2. Heat butter and half the oil in a large, heavy-based saucepan over medium heat. Add onion and garlic. Cook, stirring, for 5 minutes or until onion has softened. Add rice. Stir to combine. Reduce heat to low. Add 1/2 cup stock mixture to rice mixture. Cook, stirring, until stock has absorbed. Repeat with remaining stock, 1/2 cup at a time, until all liquid is absorbed and rice is tender and creamy.

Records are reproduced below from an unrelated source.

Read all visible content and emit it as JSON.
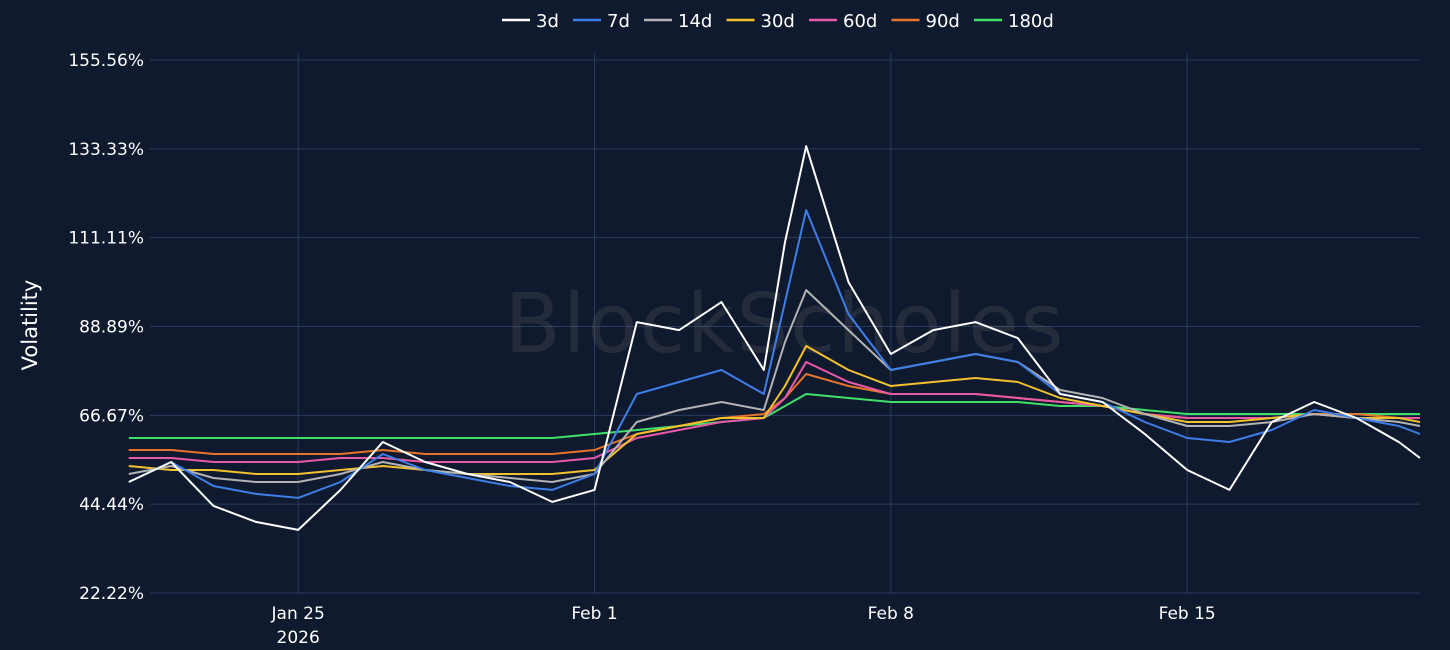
{
  "chart_data": {
    "type": "line",
    "ylabel": "Volatility",
    "xlabel": "",
    "y_ticks": [
      "22.22%",
      "44.44%",
      "66.67%",
      "88.89%",
      "111.11%",
      "133.33%",
      "155.56%"
    ],
    "ylim": [
      22.22,
      155.56
    ],
    "x_ticks": [
      {
        "date": "2026-01-25",
        "label": "Jan 25",
        "sublabel": "2026"
      },
      {
        "date": "2026-02-01",
        "label": "Feb 1",
        "sublabel": ""
      },
      {
        "date": "2026-02-08",
        "label": "Feb 8",
        "sublabel": ""
      },
      {
        "date": "2026-02-15",
        "label": "Feb 15",
        "sublabel": ""
      }
    ],
    "xlim": [
      "2026-01-21T12:00",
      "2026-02-20T12:00"
    ],
    "grid": true,
    "legend_position": "top-center",
    "watermark": "BlockScholes",
    "series": [
      {
        "name": "3d",
        "color": "#ffffff",
        "x": [
          "2026-01-21",
          "2026-01-22",
          "2026-01-23",
          "2026-01-24",
          "2026-01-25",
          "2026-01-26",
          "2026-01-27",
          "2026-01-28",
          "2026-01-29",
          "2026-01-30",
          "2026-01-31",
          "2026-02-01",
          "2026-02-02",
          "2026-02-03",
          "2026-02-04",
          "2026-02-05",
          "2026-02-05T12:00",
          "2026-02-06",
          "2026-02-07",
          "2026-02-08",
          "2026-02-09",
          "2026-02-10",
          "2026-02-11",
          "2026-02-12",
          "2026-02-13",
          "2026-02-14",
          "2026-02-15",
          "2026-02-16",
          "2026-02-17",
          "2026-02-18",
          "2026-02-19",
          "2026-02-20",
          "2026-02-20T12:00"
        ],
        "y": [
          50,
          55,
          44,
          40,
          38,
          48,
          60,
          55,
          52,
          50,
          45,
          48,
          90,
          88,
          95,
          78,
          110,
          134,
          100,
          82,
          88,
          90,
          86,
          72,
          70,
          62,
          53,
          48,
          65,
          70,
          66,
          60,
          56
        ]
      },
      {
        "name": "7d",
        "color": "#3d7ee8",
        "x": [
          "2026-01-21",
          "2026-01-22",
          "2026-01-23",
          "2026-01-24",
          "2026-01-25",
          "2026-01-26",
          "2026-01-27",
          "2026-01-28",
          "2026-01-29",
          "2026-01-30",
          "2026-01-31",
          "2026-02-01",
          "2026-02-02",
          "2026-02-03",
          "2026-02-04",
          "2026-02-05",
          "2026-02-05T12:00",
          "2026-02-06",
          "2026-02-07",
          "2026-02-08",
          "2026-02-09",
          "2026-02-10",
          "2026-02-11",
          "2026-02-12",
          "2026-02-13",
          "2026-02-14",
          "2026-02-15",
          "2026-02-16",
          "2026-02-17",
          "2026-02-18",
          "2026-02-19",
          "2026-02-20",
          "2026-02-20T12:00"
        ],
        "y": [
          50,
          55,
          49,
          47,
          46,
          50,
          57,
          53,
          51,
          49,
          48,
          52,
          72,
          75,
          78,
          72,
          95,
          118,
          92,
          78,
          80,
          82,
          80,
          72,
          70,
          65,
          61,
          60,
          63,
          68,
          66,
          64,
          62
        ]
      },
      {
        "name": "14d",
        "color": "#b3b3b3",
        "x": [
          "2026-01-21",
          "2026-01-22",
          "2026-01-23",
          "2026-01-24",
          "2026-01-25",
          "2026-01-26",
          "2026-01-27",
          "2026-01-28",
          "2026-01-29",
          "2026-01-30",
          "2026-01-31",
          "2026-02-01",
          "2026-02-02",
          "2026-02-03",
          "2026-02-04",
          "2026-02-05",
          "2026-02-05T12:00",
          "2026-02-06",
          "2026-02-07",
          "2026-02-08",
          "2026-02-09",
          "2026-02-10",
          "2026-02-11",
          "2026-02-12",
          "2026-02-13",
          "2026-02-14",
          "2026-02-15",
          "2026-02-16",
          "2026-02-17",
          "2026-02-18",
          "2026-02-19",
          "2026-02-20",
          "2026-02-20T12:00"
        ],
        "y": [
          52,
          54,
          51,
          50,
          50,
          52,
          55,
          53,
          52,
          51,
          50,
          52,
          65,
          68,
          70,
          68,
          85,
          98,
          88,
          78,
          80,
          82,
          80,
          73,
          71,
          67,
          64,
          64,
          65,
          67,
          66,
          65,
          64
        ]
      },
      {
        "name": "30d",
        "color": "#f2c12e",
        "x": [
          "2026-01-21",
          "2026-01-22",
          "2026-01-23",
          "2026-01-24",
          "2026-01-25",
          "2026-01-26",
          "2026-01-27",
          "2026-01-28",
          "2026-01-29",
          "2026-01-30",
          "2026-01-31",
          "2026-02-01",
          "2026-02-02",
          "2026-02-03",
          "2026-02-04",
          "2026-02-05",
          "2026-02-05T12:00",
          "2026-02-06",
          "2026-02-07",
          "2026-02-08",
          "2026-02-09",
          "2026-02-10",
          "2026-02-11",
          "2026-02-12",
          "2026-02-13",
          "2026-02-14",
          "2026-02-15",
          "2026-02-16",
          "2026-02-17",
          "2026-02-18",
          "2026-02-19",
          "2026-02-20",
          "2026-02-20T12:00"
        ],
        "y": [
          54,
          53,
          53,
          52,
          52,
          53,
          54,
          53,
          52,
          52,
          52,
          53,
          62,
          64,
          66,
          66,
          74,
          84,
          78,
          74,
          75,
          76,
          75,
          71,
          69,
          67,
          65,
          65,
          66,
          67,
          66,
          66,
          65
        ]
      },
      {
        "name": "60d",
        "color": "#e85aa8",
        "x": [
          "2026-01-21",
          "2026-01-22",
          "2026-01-23",
          "2026-01-24",
          "2026-01-25",
          "2026-01-26",
          "2026-01-27",
          "2026-01-28",
          "2026-01-29",
          "2026-01-30",
          "2026-01-31",
          "2026-02-01",
          "2026-02-02",
          "2026-02-03",
          "2026-02-04",
          "2026-02-05",
          "2026-02-05T12:00",
          "2026-02-06",
          "2026-02-07",
          "2026-02-08",
          "2026-02-09",
          "2026-02-10",
          "2026-02-11",
          "2026-02-12",
          "2026-02-13",
          "2026-02-14",
          "2026-02-15",
          "2026-02-16",
          "2026-02-17",
          "2026-02-18",
          "2026-02-19",
          "2026-02-20",
          "2026-02-20T12:00"
        ],
        "y": [
          56,
          56,
          55,
          55,
          55,
          56,
          56,
          55,
          55,
          55,
          55,
          56,
          61,
          63,
          65,
          66,
          71,
          80,
          75,
          72,
          72,
          72,
          71,
          70,
          69,
          67,
          66,
          66,
          66,
          67,
          66,
          66,
          66
        ]
      },
      {
        "name": "90d",
        "color": "#e8742a",
        "x": [
          "2026-01-21",
          "2026-01-22",
          "2026-01-23",
          "2026-01-24",
          "2026-01-25",
          "2026-01-26",
          "2026-01-27",
          "2026-01-28",
          "2026-01-29",
          "2026-01-30",
          "2026-01-31",
          "2026-02-01",
          "2026-02-02",
          "2026-02-03",
          "2026-02-04",
          "2026-02-05",
          "2026-02-05T12:00",
          "2026-02-06",
          "2026-02-07",
          "2026-02-08",
          "2026-02-09",
          "2026-02-10",
          "2026-02-11",
          "2026-02-12",
          "2026-02-13",
          "2026-02-14",
          "2026-02-15",
          "2026-02-16",
          "2026-02-17",
          "2026-02-18",
          "2026-02-19",
          "2026-02-20",
          "2026-02-20T12:00"
        ],
        "y": [
          58,
          58,
          57,
          57,
          57,
          57,
          58,
          57,
          57,
          57,
          57,
          58,
          62,
          64,
          66,
          67,
          71,
          77,
          74,
          72,
          72,
          72,
          71,
          70,
          69,
          67,
          66,
          66,
          66,
          67,
          67,
          66,
          66
        ]
      },
      {
        "name": "180d",
        "color": "#3ee06a",
        "x": [
          "2026-01-21",
          "2026-01-22",
          "2026-01-23",
          "2026-01-24",
          "2026-01-25",
          "2026-01-26",
          "2026-01-27",
          "2026-01-28",
          "2026-01-29",
          "2026-01-30",
          "2026-01-31",
          "2026-02-01",
          "2026-02-02",
          "2026-02-03",
          "2026-02-04",
          "2026-02-05",
          "2026-02-05T12:00",
          "2026-02-06",
          "2026-02-07",
          "2026-02-08",
          "2026-02-09",
          "2026-02-10",
          "2026-02-11",
          "2026-02-12",
          "2026-02-13",
          "2026-02-14",
          "2026-02-15",
          "2026-02-16",
          "2026-02-17",
          "2026-02-18",
          "2026-02-19",
          "2026-02-20",
          "2026-02-20T12:00"
        ],
        "y": [
          61,
          61,
          61,
          61,
          61,
          61,
          61,
          61,
          61,
          61,
          61,
          62,
          63,
          64,
          65,
          66,
          69,
          72,
          71,
          70,
          70,
          70,
          70,
          69,
          69,
          68,
          67,
          67,
          67,
          67,
          67,
          67,
          67
        ]
      }
    ]
  }
}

3. Meanwhile, combine half the sage and lemon rind and remaining oil in a medium bowl. Add chicken. Toss to coat in oil mixture. Heat a large frying pan over medium-high heat. Cook chicken for 3 to 4 minutes each side or until cooked through. Slice thickly. Cover to keep warm.
4. Stir parmesan into risotto. Reserve half the risotto. Add spinach, remaining sage and lemon rind to remaining risotto. Cook for 1 to 2 minutes or until heated through. Season with salt and pepper. Serve risotto topped with sliced chicken.